5- Consolato del Mare ( Deniz Derlemeleri )
6- Oleron Kuralları
7- Wisby Kuralları
8- Hansa Birliği Kuralları
9- Guidon de la Mer ( Deniz Flaması / Kılavuzu ) : 1861 YILINDA 14. Louis tarafından yayımlanan Ordonnance ‘a da temel teşkil etmiştir.
Kodifikasyon, yasal düzenleme yapma ; dağınık durumda var olan yazılı ve yazısız hukuk kurallarını birleştirmek demektir( Ferit Develioğlu, Osmanlıca- Türkçe Lügat; Ankara, 1984). ‘’Codex ‘’ kelimesi Latince olup, genel olarak kanunlar mecmuası anlamına gelmektedir. Kodifikasyonun bütün hukuk dallarında olduğu gibi Deniz hukukunda da bilimsel ve resmi faaliyet olmak üzere iki anlamı vardır:
Bilimsel faaliyet olarak kodifikasyon, mevcut ve yürürlükte olup, ancak dağınık halde bulunan Deniz Hukuku kurallarının ( özellikle örf ve adet kuralları) veya denizcilik alanında düzenleme gereği duyulan konularda oluşturulmak üstenen kuralların, resmi olmayan bir şekilde, bir hukukçu tarafından sistematik bir dizin içerisinde madde madde bir araya getirilerek, kamuya sunulmasıdır.
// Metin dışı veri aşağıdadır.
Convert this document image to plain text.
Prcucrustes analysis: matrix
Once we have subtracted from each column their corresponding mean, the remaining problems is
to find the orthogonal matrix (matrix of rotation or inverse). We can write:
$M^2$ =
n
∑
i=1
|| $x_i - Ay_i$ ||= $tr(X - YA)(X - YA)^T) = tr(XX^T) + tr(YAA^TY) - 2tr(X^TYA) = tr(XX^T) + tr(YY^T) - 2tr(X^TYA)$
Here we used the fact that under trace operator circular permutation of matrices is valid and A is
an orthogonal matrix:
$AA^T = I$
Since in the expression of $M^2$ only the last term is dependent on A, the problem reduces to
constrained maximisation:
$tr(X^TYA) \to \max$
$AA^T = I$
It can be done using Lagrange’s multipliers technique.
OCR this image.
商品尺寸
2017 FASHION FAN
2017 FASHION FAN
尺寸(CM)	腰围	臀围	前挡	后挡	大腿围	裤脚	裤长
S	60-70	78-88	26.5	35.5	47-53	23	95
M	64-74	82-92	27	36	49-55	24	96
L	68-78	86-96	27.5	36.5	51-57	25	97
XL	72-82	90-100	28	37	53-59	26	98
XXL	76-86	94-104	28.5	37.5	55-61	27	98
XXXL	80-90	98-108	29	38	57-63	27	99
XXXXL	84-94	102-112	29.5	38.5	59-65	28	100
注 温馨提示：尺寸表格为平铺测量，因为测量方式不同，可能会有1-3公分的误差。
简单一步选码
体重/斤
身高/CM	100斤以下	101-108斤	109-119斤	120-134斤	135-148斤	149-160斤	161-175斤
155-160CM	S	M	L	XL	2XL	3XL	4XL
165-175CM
Resmi faaliyet olarak kodifikasyon ise , devletler arasında yapılan toplantı ve görüşmeler sonucunda yazılı olmayan Deniz Hukuku kurallarının (örf ve adet kuralları) bütününün veya bir kısmının katılan devletler için zorunlu, sistematik, yazılı kurallar, yani anlaşmalar haline getirilmesidir.
İlk Kodifikasyon Faaliyetleri
Deniz alanları üzerindeki faaliyetler, çok uzun bir süre örf ve adet hukuku kurallarına dayalı olarak yürütülmüştür. Değişik yerlerde ve zamanlarda kabul edilen derlemeler veya kanunlar da, çoğu defa bu örf ve adet hukukuna dayalı uygulamaları yansıtmıştır. Aynı durum deniz alanları ve bunların hukuki nitelikleri ve rejimleri konusunda da geçerlidir.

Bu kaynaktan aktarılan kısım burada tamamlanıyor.